As we mentioned earlier this week, it was surprisingly tone deaf that A&E didn’t anticipate more of an uproar over “Generation KKK,” given the current political environment (and the fact that white supremacists groups were emboldened by the recent election of Donald Trump as president). And then it’s doubly surprising that A&E hadn’t done its due diligence, given the experience the network went through with “Duck Dynasty” (in which A&E tried to do the right thing, only to step into an even bigger, politically charged landmine).

Critics rightly debated whether the show properly walked the fine line between working to expose the Klan and inadvertently normalizing hate groups. A&E executive vice president/GM Rob Sharenow told IndieWire that he was indeed concerned about “Generation KKK” getting caught up in politics.

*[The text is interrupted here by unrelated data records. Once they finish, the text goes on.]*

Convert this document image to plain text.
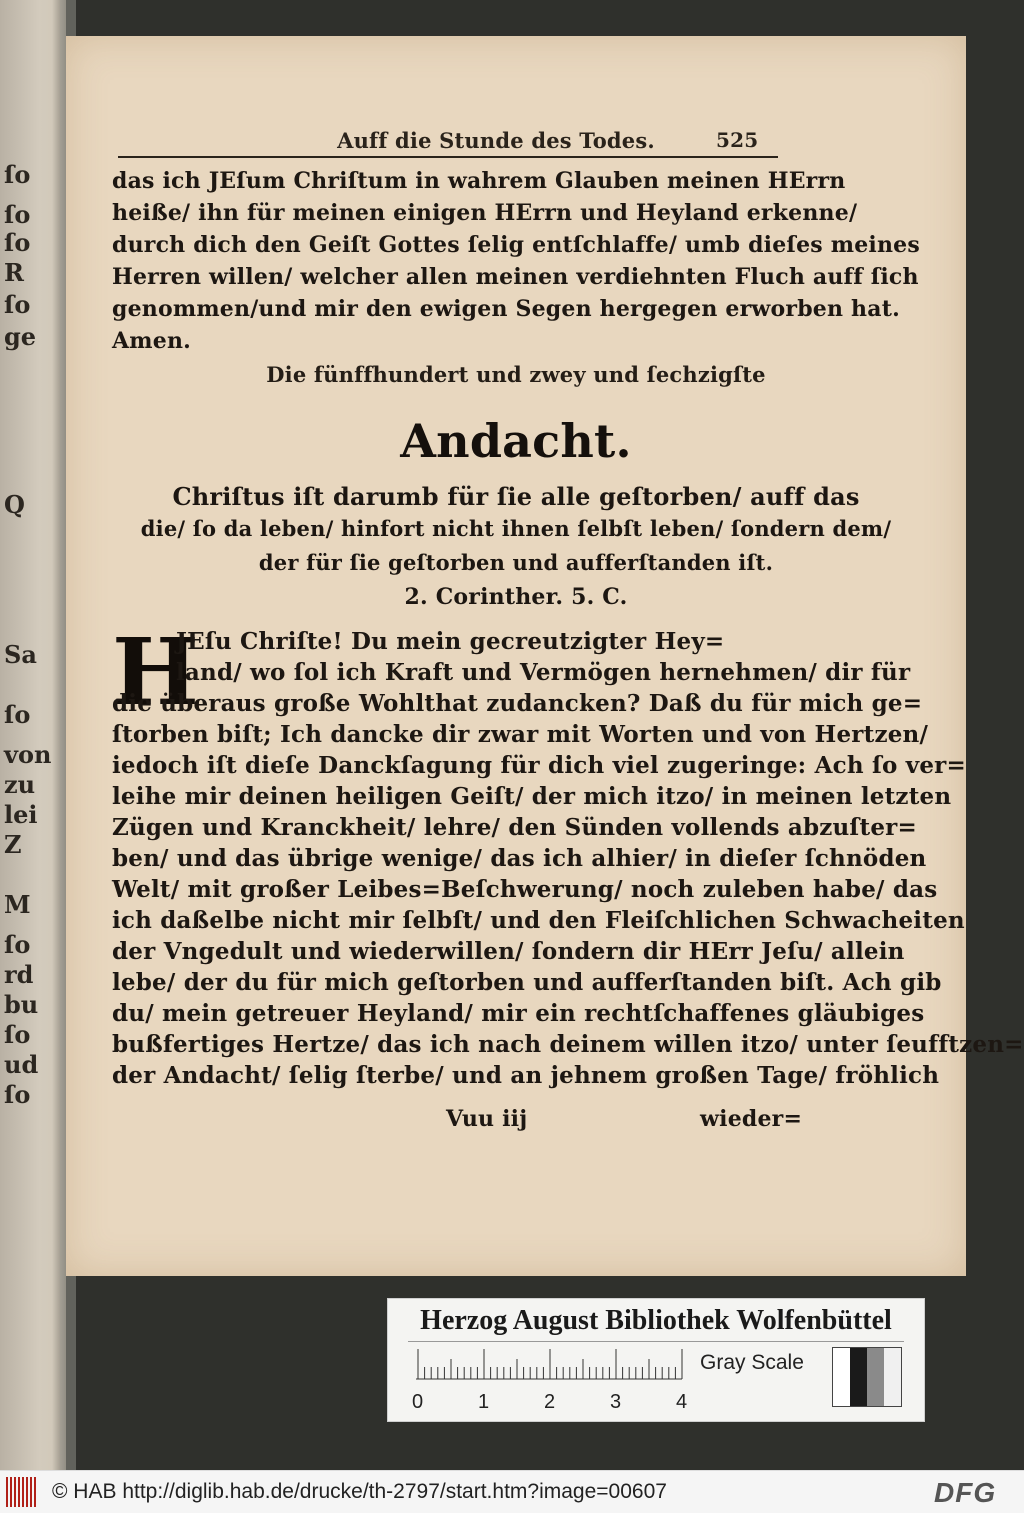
ſo
ſo
ſo
R
ſo
ge
Q
Sa
ſo
von
zu
lei
Z
M
ſo
rd
bu
ſo
ud
ſo
Auff die Stunde des Todes.	525
das ich JEſum Chriſtum in wahrem Glauben meinen HErrn
heiße/ ihn für meinen einigen HErrn und Heyland erkenne/
durch dich den Geiſt Gottes ſelig entſchlaffe/ umb dieſes meines
Herren willen/ welcher allen meinen verdiehnten Fluch auff ſich
genommen/und mir den ewigen Segen hergegen erworben hat.
Amen.
Die fünffhundert und zwey und ſechzigſte
Andacht.
Chriſtus iſt darumb für ſie alle geſtorben/ auff das
die/ ſo da leben/ hinfort nicht ihnen ſelbſt leben/ ſondern dem/
der für ſie geſtorben und aufferſtanden iſt.
2. Corinther. 5. C.
H
JEſu Chriſte! Du mein gecreutzigter Hey=
land/ wo ſol ich Kraft und Vermögen hernehmen/ dir für
die überaus große Wohlthat zudancken? Daß du für mich ge=
ſtorben biſt; Ich dancke dir zwar mit Worten und von Hertzen/
iedoch iſt dieſe Danckſagung für dich viel zugeringe: Ach ſo ver=
leihe mir deinen heiligen Geiſt/ der mich itzo/ in meinen letzten
Zügen und Kranckheit/ lehre/ den Sünden vollends abzuſter=
ben/ und das übrige wenige/ das ich alhier/ in dieſer ſchnöden
Welt/ mit großer Leibes=Beſchwerung/ noch zuleben habe/ das
ich daßelbe nicht mir ſelbſt/ und den Fleiſchlichen Schwacheiten
der Vngedult und wiederwillen/ ſondern dir HErr Jeſu/ allein
lebe/ der du für mich geſtorben und aufferſtanden biſt. Ach gib
du/ mein getreuer Heyland/ mir ein rechtſchaffenes gläubiges
bußfertiges Hertze/ das ich nach deinem willen itzo/ unter ſeufftzen=
der Andacht/ ſelig ſterbe/ und an jehnem großen Tage/ fröhlich
Vuu iij	wieder=
Herzog August Bibliothek Wolfenbüttel
0	1	2	3	4
Gray Scale
© HAB http://diglib.hab.de/drucke/th-2797/start.htm?image=00607	DFG
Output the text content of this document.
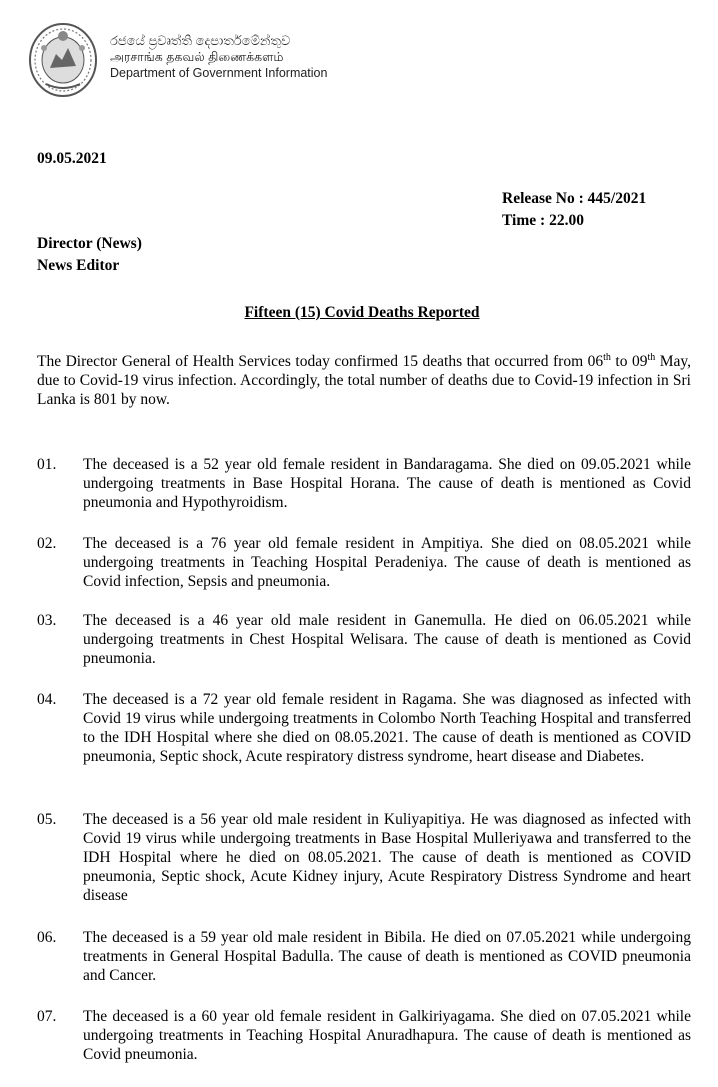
රජයේ ප්‍රවෘත්ති දෙපාර්තමේන්තුව
அரசாங்க தகவல் திணைக்களம்
Department of Government Information
09.05.2021
Release No : 445/2021
Time : 22.00
Director (News)
News Editor
Fifteen (15) Covid Deaths Reported
The Director General of Health Services today confirmed 15 deaths that occurred from 06th to 09th May, due to Covid-19 virus infection. Accordingly, the total number of deaths due to Covid-19 infection in Sri Lanka is 801 by now.
01.	The deceased is a 52 year old female resident in Bandaragama. She died on 09.05.2021 while undergoing treatments in Base Hospital Horana. The cause of death is mentioned as Covid pneumonia and Hypothyroidism.
02.	The deceased is a 76 year old female resident in Ampitiya. She died on 08.05.2021 while undergoing treatments in Teaching Hospital Peradeniya. The cause of death is mentioned as Covid infection, Sepsis and pneumonia.
03.	The deceased is a 46 year old male resident in Ganemulla. He died on 06.05.2021 while undergoing treatments in Chest Hospital Welisara. The cause of death is mentioned as Covid pneumonia.
04.	The deceased is a 72 year old female resident in Ragama. She was diagnosed as infected with Covid 19 virus while undergoing treatments in Colombo North Teaching Hospital and transferred to the IDH Hospital where she died on 08.05.2021. The cause of death is mentioned as COVID pneumonia, Septic shock, Acute respiratory distress syndrome, heart disease and Diabetes.
05.	The deceased is a 56 year old male resident in Kuliyapitiya. He was diagnosed as infected with Covid 19 virus while undergoing treatments in Base Hospital Mulleriyawa and transferred to the IDH Hospital where he died on 08.05.2021. The cause of death is mentioned as COVID pneumonia, Septic shock, Acute Kidney injury, Acute Respiratory Distress Syndrome and heart disease
06.	The deceased is a 59 year old male resident in Bibila. He died on 07.05.2021 while undergoing treatments in General Hospital Badulla. The cause of death is mentioned as COVID pneumonia and Cancer.
07.	The deceased is a 60 year old female resident in Galkiriyagama. She died on 07.05.2021 while undergoing treatments in Teaching Hospital Anuradhapura. The cause of death is mentioned as Covid pneumonia.
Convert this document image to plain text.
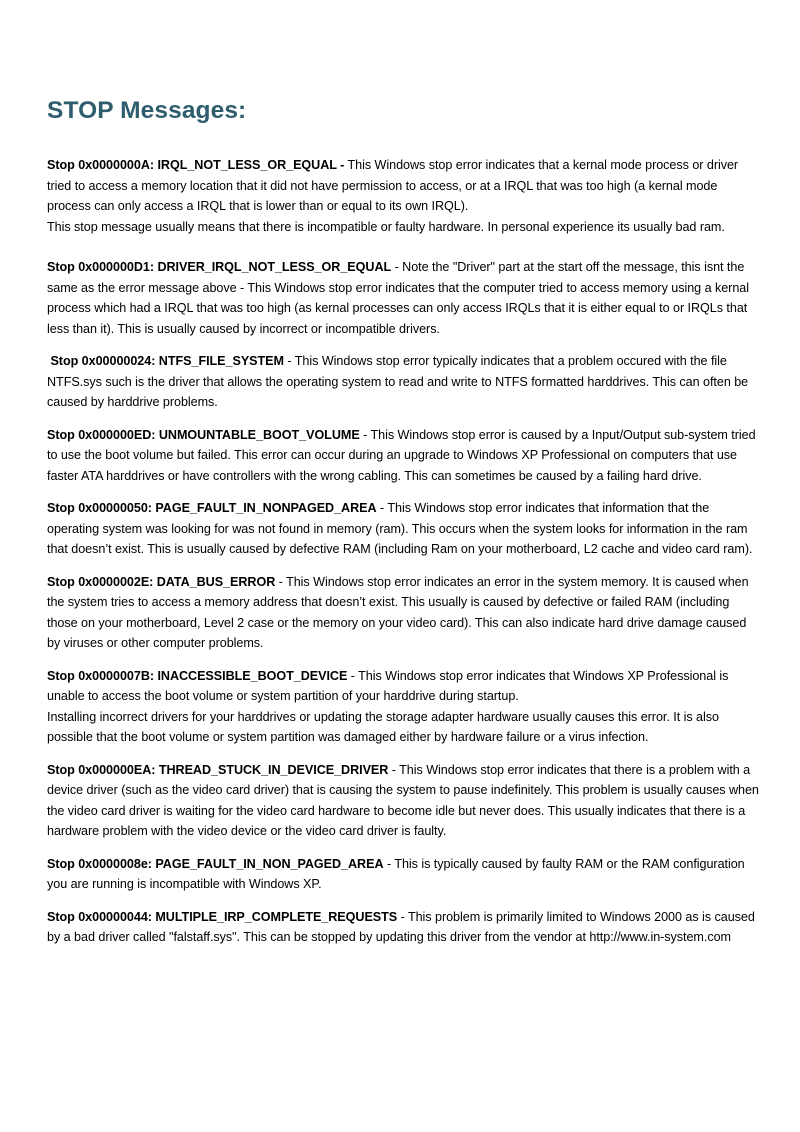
STOP Messages:

Stop 0x0000000A: IRQL_NOT_LESS_OR_EQUAL - This Windows stop error indicates that a kernal mode process or driver tried to access a memory location that it did not have permission to access, or at a IRQL that was too high (a kernal mode process can only access a IRQL that is lower than or equal to its own IRQL).

This stop message usually means that there is incompatible or faulty hardware. In personal experience its usually bad ram.

Stop 0x000000D1: DRIVER_IRQL_NOT_LESS_OR_EQUAL - Note the "Driver" part at the start off the message, this isnt the same as the error message above - This Windows stop error indicates that the computer tried to access memory using a kernal process which had a IRQL that was too high (as kernal processes can only access IRQLs that it is either equal to or IRQLs that less than it). This is usually caused by incorrect or incompatible drivers.

Stop 0x00000024: NTFS_FILE_SYSTEM - This Windows stop error typically indicates that a problem occured with the file NTFS.sys such is the driver that allows the operating system to read and write to NTFS formatted harddrives. This can often be caused by harddrive problems.

Stop 0x000000ED: UNMOUNTABLE_BOOT_VOLUME - This Windows stop error is caused by a Input/Output sub-system tried to use the boot volume but failed. This error can occur during an upgrade to Windows XP Professional on computers that use faster ATA harddrives or have controllers with the wrong cabling. This can sometimes be caused by a failing hard drive.

Stop 0x00000050: PAGE_FAULT_IN_NONPAGED_AREA - This Windows stop error indicates that information that the operating system was looking for was not found in memory (ram). This occurs when the system looks for information in the ram that doesn’t exist. This is usually caused by defective RAM (including Ram on your motherboard, L2 cache and video card ram).

Stop 0x0000002E: DATA_BUS_ERROR - This Windows stop error indicates an error in the system memory. It is caused when the system tries to access a memory address that doesn’t exist. This usually is caused by defective or failed RAM (including those on your motherboard, Level 2 case or the memory on your video card). This can also indicate hard drive damage caused by viruses or other computer problems.

Stop 0x0000007B: INACCESSIBLE_BOOT_DEVICE - This Windows stop error indicates that Windows XP Professional is unable to access the boot volume or system partition of your harddrive during startup.

Installing incorrect drivers for your harddrives or updating the storage adapter hardware usually causes this error. It is also possible that the boot volume or system partition was damaged either by hardware failure or a virus infection.

Stop 0x000000EA: THREAD_STUCK_IN_DEVICE_DRIVER - This Windows stop error indicates that there is a problem with a device driver (such as the video card driver) that is causing the system to pause indefinitely. This problem is usually causes when the video card driver is waiting for the video card hardware to become idle but never does. This usually indicates that there is a hardware problem with the video device or the video card driver is faulty.

Stop 0x0000008e: PAGE_FAULT_IN_NON_PAGED_AREA - This is typically caused by faulty RAM or the RAM configuration you are running is incompatible with Windows XP.

Stop 0x00000044: MULTIPLE_IRP_COMPLETE_REQUESTS - This problem is primarily limited to Windows 2000 as is caused by a bad driver called "falstaff.sys". This can be stopped by updating this driver from the vendor at http://www.in-system.com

“I don’t want politics to be a barrier to people coming to this show,” Sharenow said. But as we mentioned earlier this week, in this era of social media and “fake news,” it would be, no matter what and the network should have prepared for the inevitable “KKK” controversy.

Ironically, the name change appeared to placate some critics of the show (including “Grey’s Anatomy” star Ellen Pompeo, who had criticized A&E but later thanked them for the title switch) – but then the revelation of the payments took things a step too far.

READ MORE: ‘Generation KKK’: A&E Changes Docuseries Title After Controversy, Partners With Civil Rights Leaders

In canceling “Generation KKK,” A&E said it “takes the authenticity of its documentary programming and the subject of racism, hatred and violence very seriously.  Just because this particular show goes away, the issues of hate in America do not.  We will still seek to fight hate in America through on-air programming including town halls and documentary programs produced in partnership with civil rights organizations, as well as continue to work with the civil rights community to facilitate a deeper dialogue on ending hate through comprehensive educational and outreach campaigns.”

“Generation KKK” joins a long line of other reality shows that were produced but never saw the light of day due, ultimately, to ethical questions. ABC’s “Welcome to the Neighborhood” was canceled before air in 2005 because the show – in which families in a cul-de-sac chose who would get to move into the empty house next door – ran afoul of fair housing laws. In 2010, Fox’s “Our Little Genius” was yanked before air because it was discovered that some of the contestants were briefed on their questions beforehand – a violation of FCC rules about game show manipulation. In 2001, UPN’s “Manhunt” was pulled after six episodes, partly because the show turned out to be completely staged.

Eight episodes of “Generation KKK” / “Escaping the KKK” had been produced, and slated to launch on Jan. 10.